Henrich Erik, Hein Christopher, Dötsch Volker, Bernhard Frank
Institute of Biophysical Chemistry, Centre for Biomolecular Magnetic Resonance, J.W. Goethe-University, Frankfurt-am-Main, Germany.
Institute of Biophysical Chemistry, Centre for Biomolecular Magnetic Resonance, J.W. Goethe-University, Frankfurt-am-Main, Germany.
FEBS Lett. 2015 Jul 8;589(15):1713-22. doi: 10.1016/j.febslet.2015.04.045. Epub 2015 May 1.

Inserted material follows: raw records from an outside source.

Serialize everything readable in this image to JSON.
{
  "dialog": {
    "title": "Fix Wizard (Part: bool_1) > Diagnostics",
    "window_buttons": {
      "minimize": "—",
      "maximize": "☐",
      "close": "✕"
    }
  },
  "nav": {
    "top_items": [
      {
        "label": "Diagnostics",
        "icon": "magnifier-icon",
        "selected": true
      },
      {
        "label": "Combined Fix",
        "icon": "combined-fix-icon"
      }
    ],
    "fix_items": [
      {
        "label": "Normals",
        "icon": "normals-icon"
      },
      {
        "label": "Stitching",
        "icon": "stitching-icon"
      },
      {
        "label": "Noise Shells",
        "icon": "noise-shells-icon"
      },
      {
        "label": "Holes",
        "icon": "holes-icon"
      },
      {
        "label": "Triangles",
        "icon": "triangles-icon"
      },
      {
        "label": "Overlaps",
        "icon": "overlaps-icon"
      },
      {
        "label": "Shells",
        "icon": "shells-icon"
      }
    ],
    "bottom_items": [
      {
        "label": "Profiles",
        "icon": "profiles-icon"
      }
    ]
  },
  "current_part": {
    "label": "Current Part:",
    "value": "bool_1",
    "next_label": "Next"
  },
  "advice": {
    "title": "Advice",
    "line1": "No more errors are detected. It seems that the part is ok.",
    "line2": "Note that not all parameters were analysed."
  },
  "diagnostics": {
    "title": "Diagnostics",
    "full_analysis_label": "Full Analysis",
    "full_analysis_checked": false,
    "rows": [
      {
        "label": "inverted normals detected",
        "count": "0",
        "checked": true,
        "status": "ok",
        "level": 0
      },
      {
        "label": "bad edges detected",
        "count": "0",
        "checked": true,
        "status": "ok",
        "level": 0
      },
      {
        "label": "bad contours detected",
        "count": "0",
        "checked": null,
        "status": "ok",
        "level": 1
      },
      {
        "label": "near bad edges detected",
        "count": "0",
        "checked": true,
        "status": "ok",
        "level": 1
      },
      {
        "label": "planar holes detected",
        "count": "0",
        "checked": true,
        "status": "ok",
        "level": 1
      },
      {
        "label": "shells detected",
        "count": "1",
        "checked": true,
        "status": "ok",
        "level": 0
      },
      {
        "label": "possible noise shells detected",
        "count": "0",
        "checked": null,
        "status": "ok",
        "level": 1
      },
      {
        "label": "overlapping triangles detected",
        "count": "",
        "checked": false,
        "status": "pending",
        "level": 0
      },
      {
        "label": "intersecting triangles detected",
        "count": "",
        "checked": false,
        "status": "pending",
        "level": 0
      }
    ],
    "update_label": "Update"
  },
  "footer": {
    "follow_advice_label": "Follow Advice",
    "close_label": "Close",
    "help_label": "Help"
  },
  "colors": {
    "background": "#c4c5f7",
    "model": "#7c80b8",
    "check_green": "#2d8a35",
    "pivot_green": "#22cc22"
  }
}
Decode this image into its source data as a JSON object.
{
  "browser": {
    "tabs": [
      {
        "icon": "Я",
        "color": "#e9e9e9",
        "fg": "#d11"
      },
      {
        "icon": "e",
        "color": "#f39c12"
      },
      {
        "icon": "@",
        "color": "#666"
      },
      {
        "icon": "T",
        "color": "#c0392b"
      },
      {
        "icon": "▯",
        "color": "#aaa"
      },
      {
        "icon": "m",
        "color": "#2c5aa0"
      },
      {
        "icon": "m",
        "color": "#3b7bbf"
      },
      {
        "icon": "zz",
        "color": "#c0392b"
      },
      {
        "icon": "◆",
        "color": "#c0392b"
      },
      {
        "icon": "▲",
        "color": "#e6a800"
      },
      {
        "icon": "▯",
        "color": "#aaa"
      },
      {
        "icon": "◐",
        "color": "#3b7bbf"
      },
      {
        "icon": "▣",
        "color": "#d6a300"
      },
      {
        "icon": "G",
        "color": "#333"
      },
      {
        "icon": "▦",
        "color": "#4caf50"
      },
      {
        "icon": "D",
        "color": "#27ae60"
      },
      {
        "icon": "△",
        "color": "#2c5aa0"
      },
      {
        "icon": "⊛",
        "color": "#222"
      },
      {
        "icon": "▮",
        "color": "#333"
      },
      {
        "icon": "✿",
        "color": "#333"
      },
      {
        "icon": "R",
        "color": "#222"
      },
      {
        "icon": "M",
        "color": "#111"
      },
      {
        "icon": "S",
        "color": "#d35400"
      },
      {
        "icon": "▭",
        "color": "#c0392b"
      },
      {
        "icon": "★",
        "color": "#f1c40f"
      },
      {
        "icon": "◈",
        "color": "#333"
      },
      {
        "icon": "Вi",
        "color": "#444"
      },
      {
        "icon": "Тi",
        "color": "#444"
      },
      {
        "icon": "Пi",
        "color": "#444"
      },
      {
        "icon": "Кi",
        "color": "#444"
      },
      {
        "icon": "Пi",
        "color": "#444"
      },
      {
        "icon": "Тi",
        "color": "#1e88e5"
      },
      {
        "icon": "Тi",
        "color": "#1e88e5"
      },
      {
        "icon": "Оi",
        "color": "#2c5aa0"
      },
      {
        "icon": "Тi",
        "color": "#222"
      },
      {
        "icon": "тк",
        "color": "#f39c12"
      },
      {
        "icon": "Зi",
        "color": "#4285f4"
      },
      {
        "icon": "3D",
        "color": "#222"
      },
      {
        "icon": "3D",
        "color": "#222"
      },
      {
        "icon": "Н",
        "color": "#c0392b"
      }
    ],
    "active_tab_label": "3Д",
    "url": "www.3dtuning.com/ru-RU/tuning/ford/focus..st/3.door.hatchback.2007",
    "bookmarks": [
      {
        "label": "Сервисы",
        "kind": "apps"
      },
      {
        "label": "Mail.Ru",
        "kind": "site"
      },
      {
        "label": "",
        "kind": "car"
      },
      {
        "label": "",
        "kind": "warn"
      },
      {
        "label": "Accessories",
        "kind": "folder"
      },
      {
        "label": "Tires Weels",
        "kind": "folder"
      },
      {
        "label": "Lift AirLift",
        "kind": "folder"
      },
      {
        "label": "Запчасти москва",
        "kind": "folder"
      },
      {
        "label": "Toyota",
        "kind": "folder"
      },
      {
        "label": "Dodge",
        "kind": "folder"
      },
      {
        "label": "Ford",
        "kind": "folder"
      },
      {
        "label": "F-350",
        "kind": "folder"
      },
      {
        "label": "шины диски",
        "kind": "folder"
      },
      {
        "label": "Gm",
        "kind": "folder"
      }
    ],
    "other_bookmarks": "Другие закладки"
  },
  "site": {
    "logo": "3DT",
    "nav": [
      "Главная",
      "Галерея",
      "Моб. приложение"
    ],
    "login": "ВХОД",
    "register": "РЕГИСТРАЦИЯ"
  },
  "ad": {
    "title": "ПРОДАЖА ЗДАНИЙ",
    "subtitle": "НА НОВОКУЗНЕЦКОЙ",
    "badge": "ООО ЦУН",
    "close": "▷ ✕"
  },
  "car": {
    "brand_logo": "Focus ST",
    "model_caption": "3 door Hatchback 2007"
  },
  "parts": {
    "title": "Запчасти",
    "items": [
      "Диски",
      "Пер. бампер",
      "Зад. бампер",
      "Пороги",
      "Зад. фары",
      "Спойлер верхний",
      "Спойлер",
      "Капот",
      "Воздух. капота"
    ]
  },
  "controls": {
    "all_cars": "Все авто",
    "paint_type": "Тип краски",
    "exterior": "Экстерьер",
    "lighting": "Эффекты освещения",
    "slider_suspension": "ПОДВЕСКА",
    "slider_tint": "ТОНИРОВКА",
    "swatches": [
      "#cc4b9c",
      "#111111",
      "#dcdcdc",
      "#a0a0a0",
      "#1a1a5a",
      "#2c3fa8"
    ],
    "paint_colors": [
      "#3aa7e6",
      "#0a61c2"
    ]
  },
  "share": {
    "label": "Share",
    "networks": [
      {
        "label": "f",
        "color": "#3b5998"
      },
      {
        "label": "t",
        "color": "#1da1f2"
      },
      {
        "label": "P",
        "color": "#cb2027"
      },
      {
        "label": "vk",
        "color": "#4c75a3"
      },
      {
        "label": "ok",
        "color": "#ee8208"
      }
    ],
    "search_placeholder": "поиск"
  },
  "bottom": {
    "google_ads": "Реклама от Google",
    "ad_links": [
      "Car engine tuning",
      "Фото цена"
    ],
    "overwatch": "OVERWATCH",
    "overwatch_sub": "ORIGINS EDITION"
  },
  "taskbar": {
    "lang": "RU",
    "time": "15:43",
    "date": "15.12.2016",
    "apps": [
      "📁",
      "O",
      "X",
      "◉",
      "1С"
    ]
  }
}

Cell-free protein production has become a core technology in the rapidly spreading field of synthetic biology. In particular the synthesis of membrane proteins, highly problematic proteins in conventional cellular production systems, is an ideal application for cell-free expression. A large variety of artificial as well as natural environments for the optimal co-translational folding and stabilization of membrane proteins can rationally be designed. The high success rate of cell-free membrane protein production allows to focus on individually selected targets and to modulate their functional and structural properties with appropriate supplements. The efficiency and robustness of lysates from Escherichia coli strains allow a wide diversity of applications and we summarize current strategies for the successful production of high quality membrane protein samples.
无细胞蛋白质合成已成为迅速发展的合成生物学领域的一项核心技术。特别是膜蛋白的合成,这在传统细胞生产系统中是极具挑战性的蛋白质,是无细胞表达的理想应用。可以合理设计出各种各样的人工和自然环境,以实现膜蛋白的最佳共翻译折叠和稳定。无细胞膜蛋白生产的高成功率使得能够专注于个别选定的目标,并通过适当的补充剂来调节其功能和结构特性。大肠杆菌菌株裂解物的效率和稳健性允许进行广泛多样的应用,我们总结了目前成功生产高质量膜蛋白样品的策略。